Discussion Takeaways:

  • People are aware of stereotypes, but they still believe the stereotypes.

  • If you want to be interesting, you have to be interested in other people and places that are unfamiliar to yourself.

  • When people are willing to talk to people who are “different” than themselves, stereotypes don’t survive.

  • We might have differences, but we are all human.
  • Meeting people is one of the best weapons we have to fight stigma.

  • We are so afraid to acknowledge our attitudes. You can be a good person and have bias. Everyone has it.

  • Diving into your bias in an authentic way shows your courage and strength.

  • Don’t pretend to have it all.

  • Embrace your imperfections.

  • If you want to help people, show your vulnerability.
  • We are all messy. Showing your mess makes you relevant and relatable.

  • Make a commitment to get real information from people living in different circumstances.

  • Cultural humility is admitting what we don’t know, constantly evaluating and critiquing ourselves, and advocating to fix the power imbalances.

  • We put too much trust in our thoughts, and we believe our thoughts are the truth.

  • Thoughts are just perceptions.
  • You don’t know what you don’t know. Consider each day a new opportunity to learn and grow.

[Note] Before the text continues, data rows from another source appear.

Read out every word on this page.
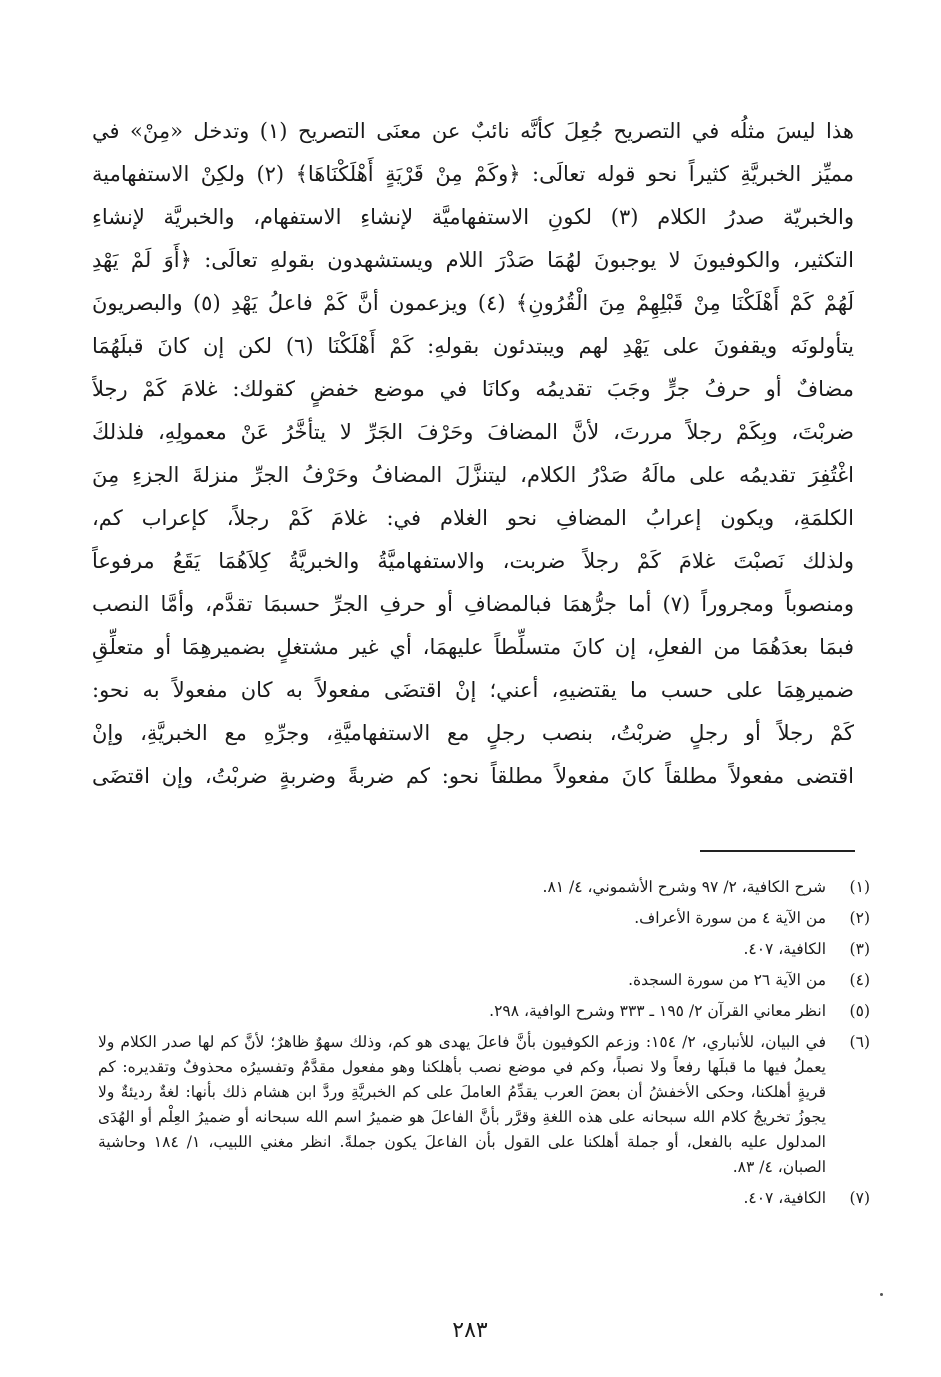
هذا ليسَ مثلُه في التصريح جُعِلَ كأنَّه نائبٌ عن معنَى التصريح (١) وتدخل «مِنْ» في
مميِّز الخبريَّةِ كثيراً نحو قوله تعالَى: ﴿وكَمْ مِنْ قَرْيَةٍ أَهْلَكْنَاهَا﴾ (٢) ولكِنْ الاستفهامية
والخبريّة صدرُ الكلام (٣) لكونِ الاستفهاميَّة لإنشاءِ الاستفهام، والخبريَّة لإنشاءِ
التكثير، والكوفيونَ لا يوجبونَ لهُمَا صَدْرَ اللام ويستشهدون بقولهِ تعالَى: ﴿أَوَ لَمْ يَهْدِ
لَهُمْ كَمْ أَهْلَكْنَا مِنْ قَبْلِهِمْ مِنَ الْقُرُونِ﴾ (٤) ويزعمون أنَّ كَمْ فاعلُ يَهْدِ (٥) والبصريونَ
يتأولونَه ويقفونَ على يَهْدِ لهم ويبتدئون بقولهِ: كَمْ أَهْلَكْنَا (٦) لكن إن كانَ قبلَهُمَا
مضافٌ أو حرفُ جرٍّ وجَبَ تقديمُه وكانَا في موضع خفضٍ كقولك: غلامَ كَمْ رجلاً
ضربْتَ، وبِكَمْ رجلاً مررتَ، لأنَّ المضافَ وحَرْفَ الجَرِّ لا يتأخَّرُ عَنْ معمولِهِ، فلذلكَ
اغْتُفِرَ تقديمُه على مالَهُ صَدْرُ الكلام، ليتنزَّلَ المضافُ وحَرْفُ الجرِّ منزلةَ الجزءِ مِنَ
الكلمَةِ، ويكون إعرابُ المضافِ نحو الغلام في: غلامَ كَمْ رجلاً، كإعراب كم،
ولذلك نَصبْتَ غلامَ كَمْ رجلاً ضربت، والاستفهاميَّةُ والخبريَّةُ كِلاَهُمَا يَقَعُ مرفوعاً
ومنصوباً ومجروراً (٧) أما جرُّهمَا فبالمضافِ أو حرفِ الجرِّ حسبمَا تقدَّم، وأمَّا النصب
فبمَا بعدَهُمَا من الفعلِ، إن كانَ متسلِّطاً عليهمَا، أي غير مشتغلٍ بضميرهِمَا أو متعلِّقِ
ضميرهِمَا على حسب ما يقتضيهِ، أعني؛ إنْ اقتضَى مفعولاً به كان مفعولاً به نحو:
كَمْ رجلاً أو رجلٍ ضربْتُ، بنصب رجلٍ مع الاستفهاميَّةِ، وجرِّهِ مع الخبريَّةِ، وإنْ
اقتضى مفعولاً مطلقاً كانَ مفعولاً مطلقاً نحو: كم ضربةً وضربةٍ ضربْتُ، وإن اقتضَى
(١)
شرح الكافية، ٢/ ٩٧ وشرح الأشموني، ٤/ ٨١.
(٢)
من الآية ٤ من سورة الأعراف.
(٣)
الكافية، ٤٠٧.
(٤)
من الآية ٢٦ من سورة السجدة.
(٥)
انظر معاني القرآن ٢/ ١٩٥ ـ ٣٣٣ وشرح الوافية، ٢٩٨.
(٦)
في البيان، للأنباري، ٢/ ١٥٤: وزعم الكوفيون بأنَّ فاعلَ يهدى هو كم، وذلك سهوٌ ظاهرٌ؛ لأنَّ كم لها صدر الكلام ولا يعملُ فيها ما قبلَها رفعاً ولا نصباً، وكم في موضع نصب بأهلكنا وهو مفعول مقدَّمٌ وتفسيرُه محذوفٌ وتقديره: كم قريةٍ أهلكنا، وحكى الأخفشُ أن بعضَ العرب يقدِّمُ العاملَ على كم الخبريَّةِ وردَّ ابن هشام ذلك بأنها: لغةٌ رديئةٌ ولا يجوزُ تخريجُ كلام الله سبحانه على هذه اللغةِ وقرَّر بأنَّ الفاعلَ هو ضميرُ اسم الله سبحانه أو ضميرُ العِلْم أو الهُدَى المدلول عليه بالفعل، أو جملة أهلكنا على القول بأن الفاعلَ يكون جملةً. انظر مغني اللبيب، ١/ ١٨٤ وحاشية الصبان، ٤/ ٨٣.
(٧)
الكافية، ٤٠٧.
٢٨٣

  • Unless we meet people different than ourselves, we live in an echo-chamber.

  • It isn’t just meeting people different from you, but it’s about having real conversations.
  • Stigma refers to a “spoiled identity”. Although we all have so many different identities, traits, and characteristics, society highlights one element of who we are and tells us that we are “bad” or “wrong”.

  • Food insecurity is not a category. It is a continuum where people move around depending on their life circumstances. One day, they are food secure and the next, they are not. Food insecurity is not black and white.